Economical ideas for lettered t-shirts

Arts & Crafts Asked by vikkee on August 25, 2021

We are seven friends planning to watch a sports game, and we are trying to get seven t-shirts that have the letters F E D E R E R. Buying them online seems expensive, and where it’s cheaper you need to order 100 or more of them.

What is the most economical way we can get this done? Any craft/art ideas?

  • Same color t-shirt
  • Need seven.
  • Different letters on each.

4 Answers

I make shirts, decals, signs, etc for a living. The best way to go is to buy a pack of inkjet shirts transfers (if you have an inkjet printer) If you have a laser printer look for the laser transfers. Staples, Target, Office Depot, etc. carries them. You will need an iron, and of course blank shirts. Blank shirts you can get in a multipack to save money. Make sure to follow the transfer instructions. If you need any help with the letters to print out, just let me know. Also if you go with these transfers you can add more details like a picture or logo. Again, if you need help I will help you out. Free of course.

Answered by Danny 707Decals on August 25, 2021

Do you live near a Joann's Fabric Store? They have short sleeve T-shirts (including red ones) on sale 4 for $10, and 20% off fabric paints and markers. You could either paint Federer in freehand (the tubes of paint have applicator tops) or make stencils out of cardboard and then paint. Not sure what you mean by "different alphabets." Do you mean different fonts? In any case, same procedure. Good luck, sounds like a fun group.

Answered by user1798 on August 25, 2021

I'd go for fusible web (sometimes also called fusible interfacing).
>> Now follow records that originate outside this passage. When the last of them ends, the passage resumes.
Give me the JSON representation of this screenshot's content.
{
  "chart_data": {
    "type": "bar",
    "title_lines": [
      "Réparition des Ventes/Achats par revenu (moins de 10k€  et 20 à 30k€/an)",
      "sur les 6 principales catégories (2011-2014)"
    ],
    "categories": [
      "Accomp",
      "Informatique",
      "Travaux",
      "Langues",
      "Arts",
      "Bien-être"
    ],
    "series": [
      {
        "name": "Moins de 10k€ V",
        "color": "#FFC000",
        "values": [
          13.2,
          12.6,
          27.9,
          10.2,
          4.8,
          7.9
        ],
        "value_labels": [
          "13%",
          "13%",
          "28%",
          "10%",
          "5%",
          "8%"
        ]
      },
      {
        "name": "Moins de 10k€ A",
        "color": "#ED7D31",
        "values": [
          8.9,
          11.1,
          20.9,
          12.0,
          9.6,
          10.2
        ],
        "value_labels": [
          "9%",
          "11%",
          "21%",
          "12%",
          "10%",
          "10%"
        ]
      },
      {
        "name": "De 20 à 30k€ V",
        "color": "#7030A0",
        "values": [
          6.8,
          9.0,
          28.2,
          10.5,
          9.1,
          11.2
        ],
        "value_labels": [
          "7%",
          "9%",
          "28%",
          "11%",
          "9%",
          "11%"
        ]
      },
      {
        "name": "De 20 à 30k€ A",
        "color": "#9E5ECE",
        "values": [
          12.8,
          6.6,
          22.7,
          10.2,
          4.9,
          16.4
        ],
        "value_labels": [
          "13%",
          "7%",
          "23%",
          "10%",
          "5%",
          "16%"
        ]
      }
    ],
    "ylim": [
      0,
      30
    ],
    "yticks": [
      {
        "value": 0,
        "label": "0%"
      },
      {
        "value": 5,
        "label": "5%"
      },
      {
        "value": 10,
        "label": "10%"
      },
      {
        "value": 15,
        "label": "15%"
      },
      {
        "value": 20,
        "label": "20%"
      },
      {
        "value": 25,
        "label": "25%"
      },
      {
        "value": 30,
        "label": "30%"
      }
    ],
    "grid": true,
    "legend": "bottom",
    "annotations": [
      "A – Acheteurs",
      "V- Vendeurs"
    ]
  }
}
Choose the type with paper backing.

Think of it as the fabric equivalent of double-sided tape:

You iron it to the back of the fabric you want to put on your t-shirts, cut out the shape, peel of the backing, position it where you want and iron again.

Now, a dedicated crafter would probably then run the whole thing through the sewing machine and add decorative stitching, but for a tennis match (assuming that's why you want FEDERER) or three, your iron-on letters will be more than sturdy enough. The webbing will prevent fraying and you can wash and probably even tumble-dry the t-shirts.

The main advantage is, that you don't have to worry about which paint or marker will be sufficiently opaque. A few yards of fusible web won't break the bank and you or another of your group probably have some old sheets or similar around, that you can cut up for the letters.

Answered by Stephie on August 25, 2021

Buy plain T-shirts and a (black) marker felt pen.

Put cardboard between the front and back of the shirt when you put the letters on, so it will not bleed through.

On coloured shirts you can use white markers as well, but do test that the marker shows up before you spend a lot of money on it.